Ante la magnitud de lo sucedido el 8 de Marzo, conviene comentar dos tipos diferentes de reacciones, ambas a la defensiva. La primera y más esperada es la de gran número de medios de prensa, fervorosos del patriarcalismo y del capitalismo globalista, que se han apresurado a señalar que «no todas las mujeres se sumaron a los paros y manifestaciones». Es la misma táctica usada para tratar de minimizar el que más de dos millones de catalanes votaran el 1 de octubre y semanas después a los partidos independientistas. Es significativo que, por el contrario, nunca digan nada cuando un partido que no llega al 30% de los votos sobre el total de los potenciales electores gobierna con mayoría absoluta…
Otra reacción sí es más preocupante porque refleja una comprensión muy insuficiente de las desigualdades de género. Me refiero a la de aquellos compañeros que, sobre todo en las redes sociales, se confiesan molestos porque se hable del Día Internacional de la Mujer y no se añada la palabra «Trabajadora». No llevan razón porque, por una parte, decir «mujer» y decir «trabajadora» es hoy, en el 99,9% de los casos, decir lo mismo, a menos que por trabajo se entienda solamente el empleo remunerado (muy mayoritariamente de superexplotación) y no la multitud de tareas de cuidado y «reproducción social» que el 99,9% de las mujeres lleva a cabo y que son imprescindibles para la perpetuación del Sistema, sin estar remuneradas. Esta concepción del trabajo no solo refleja una ideología machista sino también una ideología netamente liberal-capitalista, al reducir el trabajo a la «producción» (de la llamada «riqueza» o, mejor, de beneficios para los empresarios y patronos) y a la consecución de ingresos.
Conviene insistir en que, en las sociedades actuales, el patriarcalismo funciona de forma estrechamente imbricada con el capitalismo pero no es un subproducto de este. Ya existía en sociedades feudales, esclavistas e incluso en muchas sociedades sin clases sociales (las mal llamadas sociedades «igualitarias» por la errónea consideración de que todas las desigualdades son una consecuencia de la estructura de clases).
Es inconsecuente, o al menos muy insuficiente, aquí y ahora, ser anticapitalista y no ser, a la vez, feminista y soberanista (defensores del derecho de los pueblos y las personas a decidir por sí, libremente, sobre sus asuntos).
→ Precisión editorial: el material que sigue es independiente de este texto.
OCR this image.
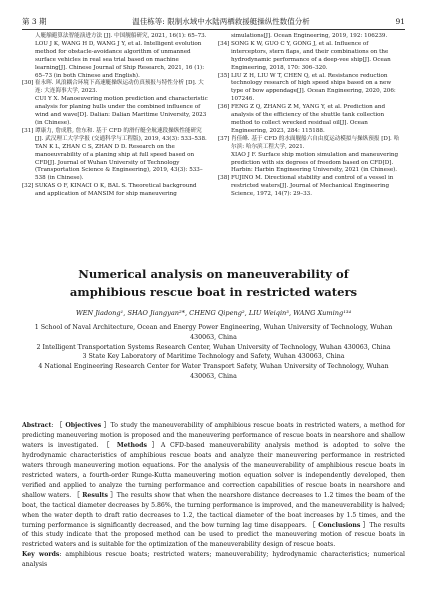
第 3 期	温佳栋等: 限制水域中水陆两栖救援艇操纵性数值分析	91
人艇艏避算法智能演进方法 [J]. 中国舰船研究, 2021, 16(1): 65–73.
LOU J K, WANG H D, WANG J Y, et al. Intelligent evolution method for obstacle-avoidance algorithm of unmanned surface vehicles in real sea trial based on machine learning[J]. Chinese Journal of Ship Research, 2021, 16 (1): 65–73 (in both Chinese and English).
[30] 崔永晖. 风浪耦合环境下高速艇操纵运动仿真预报与特性分析 [D]. 大连: 大连海事大学, 2023.
CUI Y X. Manoeuvering motion prediction and characteristic analysis for planing hulls under the combined influence of wind and wave[D]. Dalian: Dalian Maritime University, 2023 (in Chinese).
[31] 谭康力, 詹成胜, 詹东和. 基于 CFD 的滑行艇全航速段操纵性能研究 [J]. 武汉理工大学学报 (交通科学与工程版), 2019, 43(3): 533–538.
TAN K L, ZHAN C S, ZHAN D D. Research on the manoeuvrability of a planing ship at full speed based on CFD[J]. Journal of Wuhan University of Technology (Transportation Science & Engineering), 2019, 43(3): 533–538 (in Chinese).
[32] SUKAS O F, KINACI O K, BAL S. Theoretical background and application of MANSIM for ship maneuvering
simulations[J]. Ocean Engineering, 2019, 192: 106239.
[34] SONG K W, GUO C Y, GONG J, et al. Influence of interceptors, stern flaps, and their combinations on the hydrodynamic performance of a deep-vee ship[J]. Ocean Engineering, 2018, 170: 306–320.
[35] LIU Z H, LIU W T, CHEN Q, et al. Resistance reduction technology research of high speed ships based on a new type of bow appendage[J]. Ocean Engineering, 2020, 206: 107246.
[36] FENG Z Q, ZHANG Z M, YANG Y, et al. Prediction and analysis of the efficiency of the shuttle tank collection method to collect wrecked residual oil[J]. Ocean Engineering, 2023, 284: 115188.
[37] 肖佳峰. 基于 CFD 的水面舰船六自由度运动模拟与操纵预报 [D]. 哈尔滨: 哈尔滨工程大学, 2021.
XIAO J F. Surface ship motion simulation and maneuvering prediction with six degrees of freedom based on CFD[D]. Harbin: Harbin Engineering University, 2021 (in Chinese).
[38] FUJINO M. Directional stability and control of a vessel in restricted waters[J]. Journal of Mechanical Engineering Science, 1972, 14(7): 29–33.
Numerical analysis on maneuverability of
amphibious rescue boat in restricted waters
WEN Jiadong¹, SHAO Jiangyan²*, CHENG Qipeng², LIU Weiqin³, WANG Xuming¹³⁴
1 School of Naval Architecture, Ocean and Energy Power Engineering, Wuhan University of Technology, Wuhan 430063, China
2 Intelligent Transportation Systems Research Center, Wuhan University of Technology, Wuhan 430063, China
3 State Key Laboratory of Maritime Technology and Safety, Wuhan 430063, China
4 National Engineering Research Center for Water Transport Safety, Wuhan University of Technology, Wuhan 430063, China
Abstract: ［ Objectives ］To study the maneuverability of amphibious rescue boats in restricted waters, a method for predicting maneuvering motion is proposed and the maneuvering performance of rescue boats in nearshore and shallow waters is investigated. ［ Methods ］A CFD-based maneuverability analysis method is adopted to solve the hydrodynamic characteristics of amphibious rescue boats and analyze their maneuvering performance in restricted waters through maneuvering motion equations. For the analysis of the maneuverability of amphibious rescue boats in restricted waters, a fourth-order Runge-Kutta maneuvering motion equation solver is independently developed, then verified and applied to analyze the turning performance and correction capabilities of rescue boats in nearshore and shallow waters. ［ Results ］The results show that when the nearshore distance decreases to 1.2 times the beam of the boat, the tactical diameter decreases by 5.86%, the turning performance is improved, and the maneuverability is halved; when the water depth to draft ratio decreases to 1.2, the tactical diameter of the boat increases by 1.5 times, and the turning performance is significantly decreased, and the bow turning lag time disappears. ［ Conclusions ］The results of this study indicate that the proposed method can be used to predict the maneuvering motion of rescue boats in restricted waters and is suitable for the optimization of the maneuverability design of rescue boats.
Key words: amphibious rescue boats; restricted waters; maneuverability; hydrodynamic characteristics; numerical analysis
Como lo mismo de limitado, y limitante, es declararse feminista o/y soberanista sin ser, al mismo tiempo, anticapitalista. Pero esto establecido, no deben subsumirse los tres ejes en uno solo y menos aún considerar, como todavía hacen no pocos compañer@s, que dos de ellos existen como derivados o subalternos del eje que supuestamente sería «en última instancia» el responsable de la existencia de los otros.
Entrar en este tema no es un pasatiempo académico ni tiene solo una relevancia teórica sino importantísimas repercusiones en la práctica social y política. Tanta que sin una visión adecuada de las relaciones entre anticapitalismo, feminismo y soberanismo los avances de cada uno de estos movimientos serán limitados y siempre provisionales. Cada uno de ellos debería conservar su propia autonomía pero apoyarse entre sí y confluir en la lucha común por una sociedad nueva, realmente democrática en todas las relaciones sociales. Ninguno de ellos puede pretender la hegemonía ni considerarse con legitimidad para dirigir en exclusiva esa lucha.